One of the biggest challenges of the COVID-19 pandemic we faced as a global community was how little we knew about it. Lacking facts, we felt helpless. A key component of restoring travellers’ trust is returning to their hands some semblance of control.

A telling trend coming to the fore is that some travellers are willing to pay more for access to physical distance from other travelers – especially families with children.

Hospitality industries can respond to this demand by offering premium options to control their surroundings. Opportunities for brands to explore include expanded private shuttle services with visible sanitation efforts; private or touchless check-in with smartphone-activated locks; and a choice of their position within the property relative to entrances, exits, elevators, and high-traffic areas.

In addition, we will likely see simpler room designs and fit outs with less touch points to allow for quicker cleaning procedures, and drive consumer higher confidence in the process..

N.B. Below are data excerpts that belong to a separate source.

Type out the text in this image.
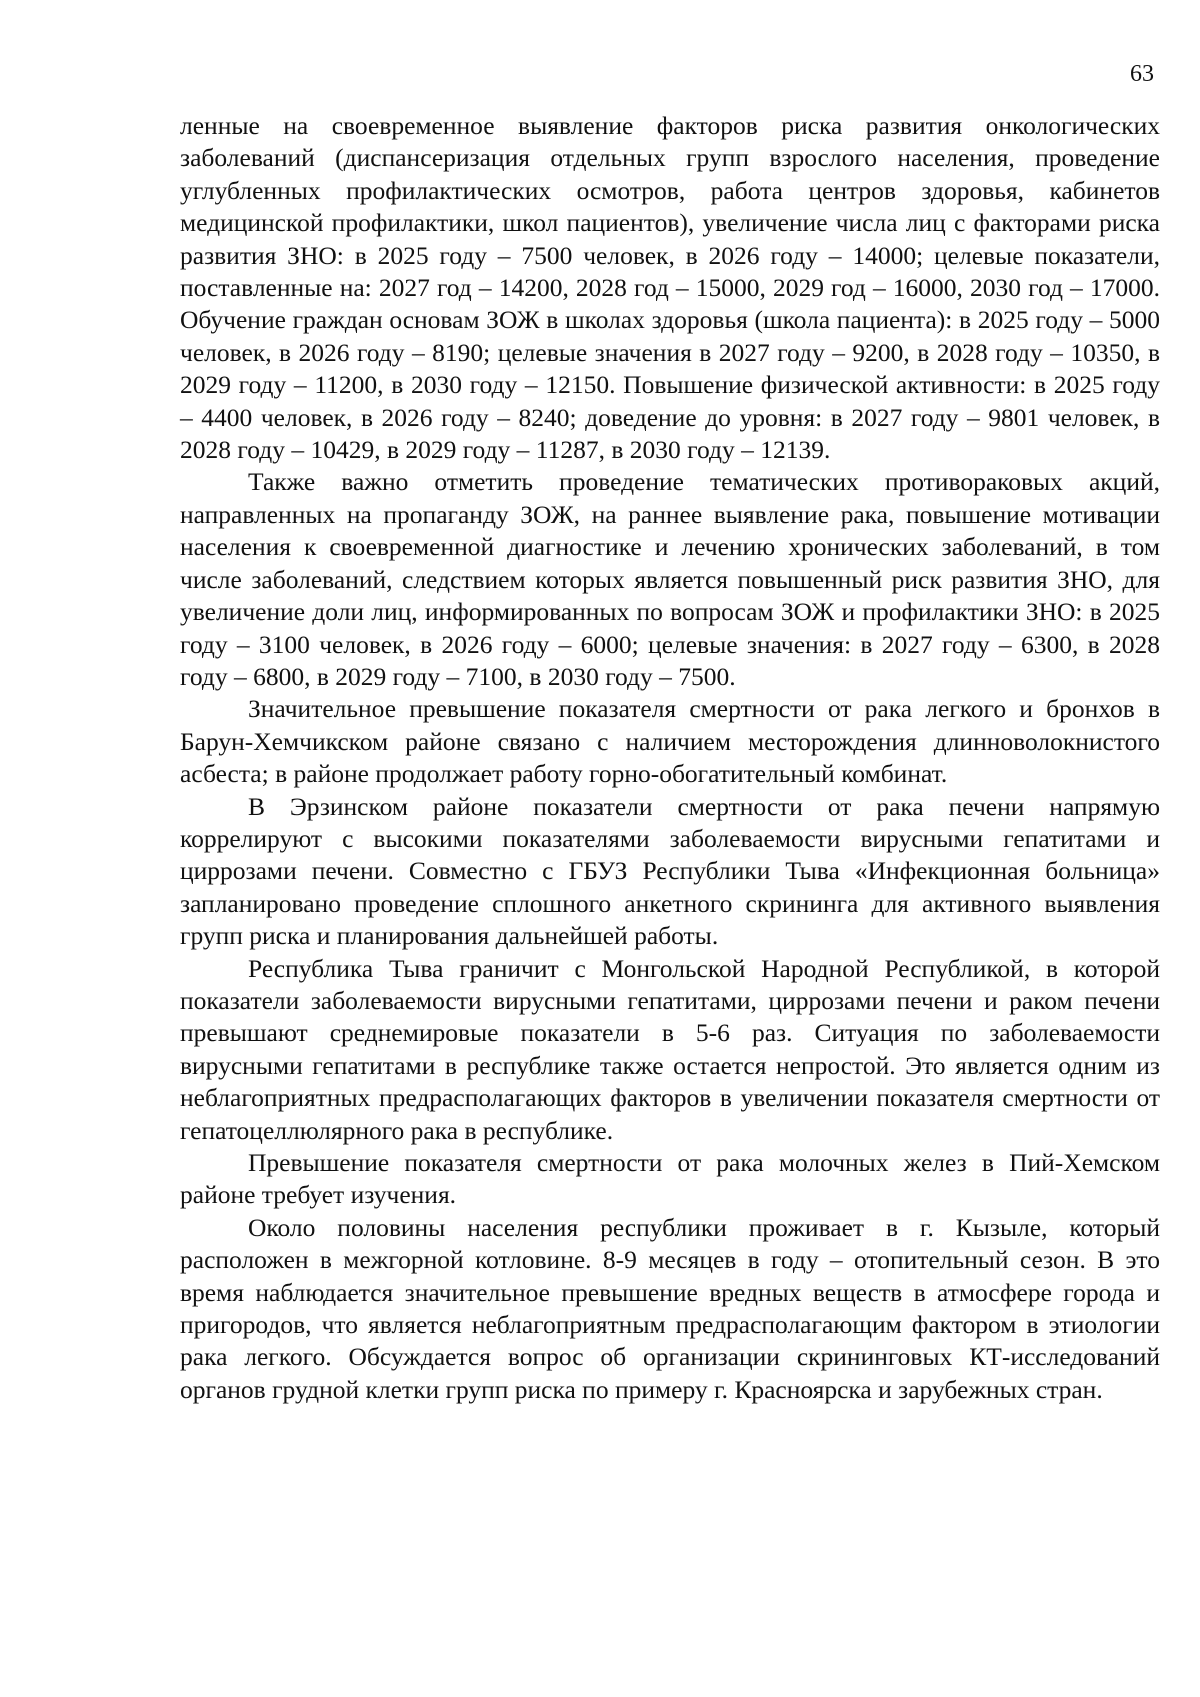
63

ленные на своевременное выявление факторов риска развития онкологических заболеваний (диспансеризация отдельных групп взрослого населения, проведение углубленных профилактических осмотров, работа центров здоровья, кабинетов медицинской профилактики, школ пациентов), увеличение числа лиц с факторами риска развития ЗНО: в 2025 году – 7500 человек, в 2026 году – 14000; целевые показатели, поставленные на: 2027 год – 14200, 2028 год – 15000, 2029 год – 16000, 2030 год – 17000. Обучение граждан основам ЗОЖ в школах здоровья (школа пациента): в 2025 году – 5000 человек, в 2026 году – 8190; целевые значения в 2027 году – 9200, в 2028 году – 10350, в 2029 году – 11200, в 2030 году – 12150. Повышение физической активности: в 2025 году – 4400 человек, в 2026 году – 8240; доведение до уровня: в 2027 году – 9801 человек, в 2028 году – 10429, в 2029 году – 11287, в 2030 году – 12139.

Также важно отметить проведение тематических противораковых акций, направленных на пропаганду ЗОЖ, на раннее выявление рака, повышение мотивации населения к своевременной диагностике и лечению хронических заболеваний, в том числе заболеваний, следствием которых является повышенный риск развития ЗНО, для увеличение доли лиц, информированных по вопросам ЗОЖ и профилактики ЗНО: в 2025 году – 3100 человек, в 2026 году – 6000; целевые значения: в 2027 году – 6300, в 2028 году – 6800, в 2029 году – 7100, в 2030 году – 7500.

Значительное превышение показателя смертности от рака легкого и бронхов в Барун-Хемчикском районе связано с наличием месторождения длинноволокнистого асбеста; в районе продолжает работу горно-обогатительный комбинат.

В Эрзинском районе показатели смертности от рака печени напрямую коррелируют с высокими показателями заболеваемости вирусными гепатитами и циррозами печени. Совместно с ГБУЗ Республики Тыва «Инфекционная больница» запланировано проведение сплошного анкетного скрининга для активного выявления групп риска и планирования дальнейшей работы.

Республика Тыва граничит с Монгольской Народной Республикой, в которой показатели заболеваемости вирусными гепатитами, циррозами печени и раком печени превышают среднемировые показатели в 5-6 раз. Ситуация по заболеваемости вирусными гепатитами в республике также остается непростой. Это является одним из неблагоприятных предрасполагающих факторов в увеличении показателя смертности от гепатоцеллюлярного рака в республике.

Превышение показателя смертности от рака молочных желез в Пий-Хемском районе требует изучения.

Около половины населения республики проживает в г. Кызыле, который расположен в межгорной котловине. 8-9 месяцев в году – отопительный сезон. В это время наблюдается значительное превышение вредных веществ в атмосфере города и пригородов, что является неблагоприятным предрасполагающим фактором в этиологии рака легкого. Обсуждается вопрос об организации скрининговых КТ-исследований органов грудной клетки групп риска по примеру г. Красноярска и зарубежных стран.
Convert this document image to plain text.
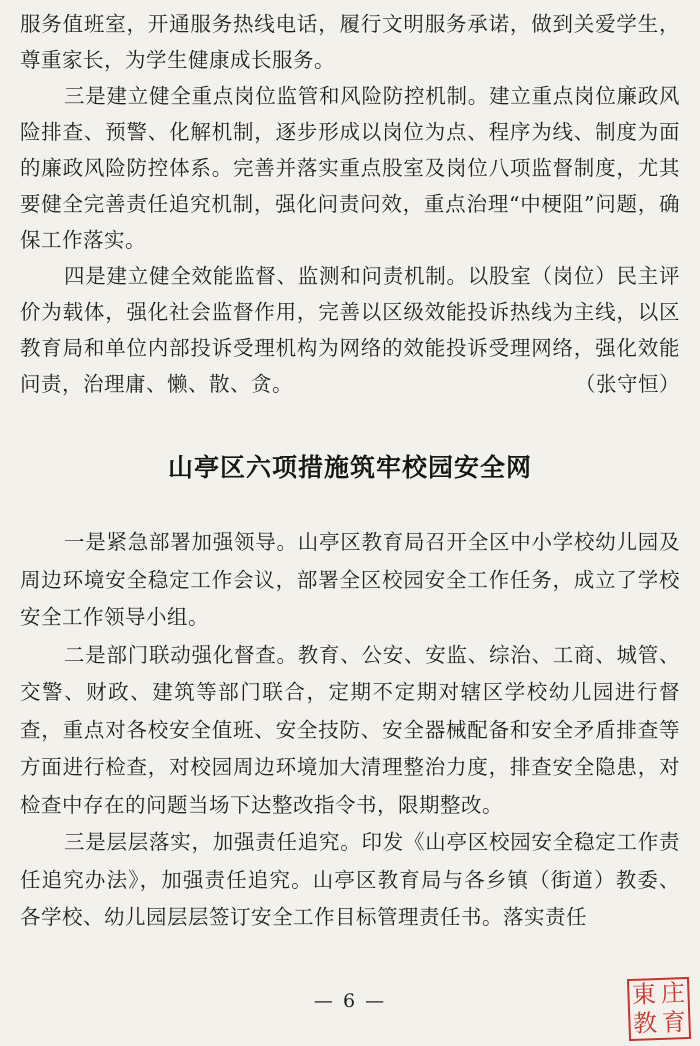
服务值班室，开通服务热线电话，履行文明服务承诺，做到关爱学生，尊重家长，为学生健康成长服务。

三是建立健全重点岗位监管和风险防控机制。建立重点岗位廉政风险排查、预警、化解机制，逐步形成以岗位为点、程序为线、制度为面的廉政风险防控体系。完善并落实重点股室及岗位八项监督制度，尤其要健全完善责任追究机制，强化问责问效，重点治理“中梗阻”问题，确保工作落实。

四是建立健全效能监督、监测和问责机制。以股室（岗位）民主评价为载体，强化社会监督作用，完善以区级效能投诉热线为主线，以区教育局和单位内部投诉受理机构为网络的效能投诉受理网络，强化效能问责，治理庸、懒、散、贪。	（张守恒）

山亭区六项措施筑牢校园安全网

一是紧急部署加强领导。山亭区教育局召开全区中小学校幼儿园及周边环境安全稳定工作会议，部署全区校园安全工作任务，成立了学校安全工作领导小组。

二是部门联动强化督查。教育、公安、安监、综治、工商、城管、交警、财政、建筑等部门联合，定期不定期对辖区学校幼儿园进行督查，重点对各校安全值班、安全技防、安全器械配备和安全矛盾排查等方面进行检查，对校园周边环境加大清理整治力度，排查安全隐患，对检查中存在的问题当场下达整改指令书，限期整改。

三是层层落实，加强责任追究。印发《山亭区校园安全稳定工作责任追究办法》，加强责任追究。山亭区教育局与各乡镇（街道）教委、各学校、幼儿园层层签订安全工作目标管理责任书。落实责任

— 6 —	東 庄
教 育
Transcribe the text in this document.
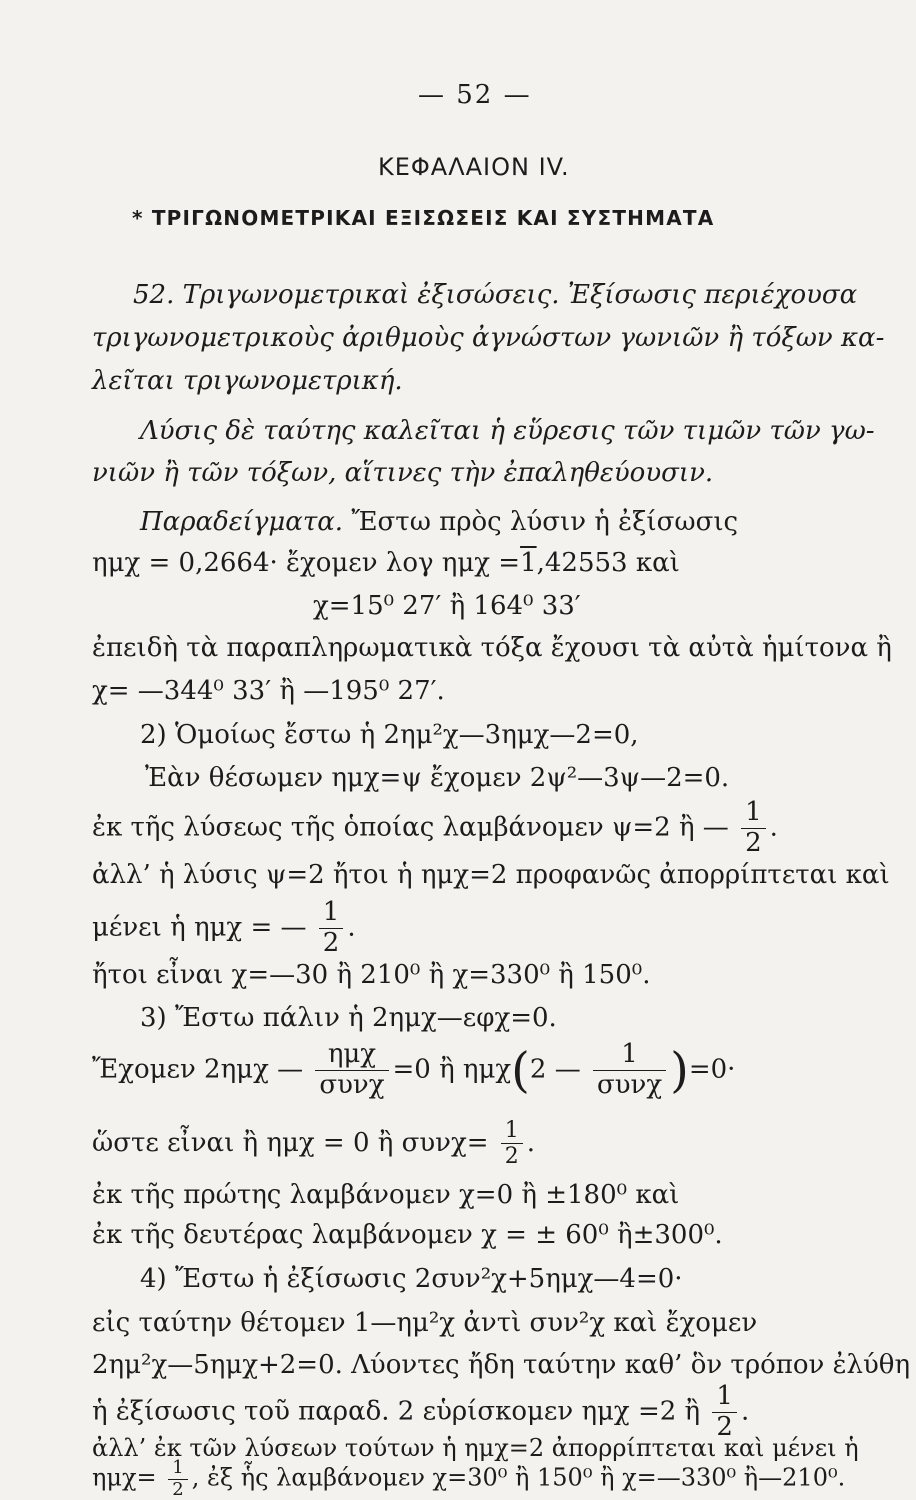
— 52 —
ΚΕΦΑΛΑΙΟΝ IV.
* ΤΡΙΓΩΝΟΜΕΤΡΙΚΑΙ ΕΞΙΣΩΣΕΙΣ ΚΑΙ ΣΥΣΤΗΜΑΤΑ
52. Τριγωνομετρικαὶ ἐξισώσεις. Ἐξίσωσις περιέχουσα
τριγωνομετρικοὺς ἀριθμοὺς ἀγνώστων γωνιῶν ἢ τόξων κα-
λεῖται τριγωνομετρική.
Λύσις δὲ ταύτης καλεῖται ἡ εὕρεσις τῶν τιμῶν τῶν γω-
νιῶν ἢ τῶν τόξων, αἵτινες τὴν ἐπαληθεύουσιν.
Παραδείγματα. Ἔστω πρὸς λύσιν ἡ ἐξίσωσις
ημχ = 0,2664· ἔχομεν λογ ημχ =1,42553 καὶ
χ=15⁰ 27′ ἢ 164⁰ 33′
ἐπειδὴ τὰ παραπληρωματικὰ τόξα ἔχουσι τὰ αὐτὰ ἡμίτονα ἢ
χ= —344⁰ 33′ ἢ —195⁰ 27′.
2) Ὁμοίως ἔστω ἡ 2ημ²χ—3ημχ—2=0,
Ἐὰν θέσωμεν ημχ=ψ ἔχομεν 2ψ²—3ψ—2=0.
ἐκ τῆς λύσεως τῆς ὁποίας λαμβάνομεν ψ=2 ἢ — $\frac{1}{2}$ .
ἀλλ’ ἡ λύσις ψ=2 ἤτοι ἡ ημχ=2 προφανῶς ἀπορρίπτεται καὶ
μένει ἡ ημχ = — $\frac{1}{2}$ .
ἤτοι εἶναι χ=—30 ἢ 210⁰ ἢ χ=330⁰ ἢ 150⁰.
3) Ἔστω πάλιν ἡ 2ημχ—εφχ=0.
Ἔχομεν 2ημχ — $\frac{\text{ημχ}}{\text{συνχ}} =0$ ἢ ημχ(2 — $\frac{1}{\text{συνχ}} )=0\cdot$
ὥστε εἶναι ἢ ημχ = 0 ἢ $\sigma\upsilon\nu\chi= \frac{1}{2}$ .
ἐκ τῆς πρώτης λαμβάνομεν χ=0 ἢ ±180⁰ καὶ
ἐκ τῆς δευτέρας λαμβάνομεν χ = ± 60⁰ ἢ±300⁰.
4) Ἔστω ἡ ἐξίσωσις 2συν²χ+5ημχ—4=0·
εἰς ταύτην θέτομεν 1—ημ²χ ἀντὶ συν²χ καὶ ἔχομεν
2ημ²χ—5ημχ+2=0. Λύοντες ἤδη ταύτην καθ’ ὃν τρόπον ἐλύθη
ἡ ἐξίσωσις τοῦ παραδ. 2 εὑρίσκομεν ημχ =2 ἢ $\frac{1}{2}$ .
ἀλλ’ ἐκ τῶν λύσεων τούτων ἡ ημχ=2 ἀπορρίπτεται καὶ μένει ἡ
$\eta\mu\chi= \frac{1}{2}$ , ἐξ ἧς λαμβάνομεν χ=30⁰ ἢ 150⁰ ἢ χ=—330⁰ ἢ—210⁰.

We may also experience a new era of dining, and welcome in a widespread dawn of QR-coded menus and large menu displays. Healthier menu choices have the potential to be the norm, as we all become more health conscious, and place greater importance on preserving the health of our immune systems. Hoteliers will have to think hard and creatively about how to best use banqueting spaces, given local safety guidelines from various authorities around weddings, celebrations, social gatherings.

Lobbies and public areas within hotels are also likely to expand – so as to allow enough spacing and the implementation of social distancing between guests. Reduced acceptance of non-hotel residents to the leisure facilities (gym, spa, pool) will also become widespread, in a bid to contain and protect the health and safety of their overnight guests.

We all know that customers want to travel again. Our customers want us to earn their trust and we have a strong opportunity to not only deliver an experience that makes them feel comfortable but makes them excited to be traveling once again.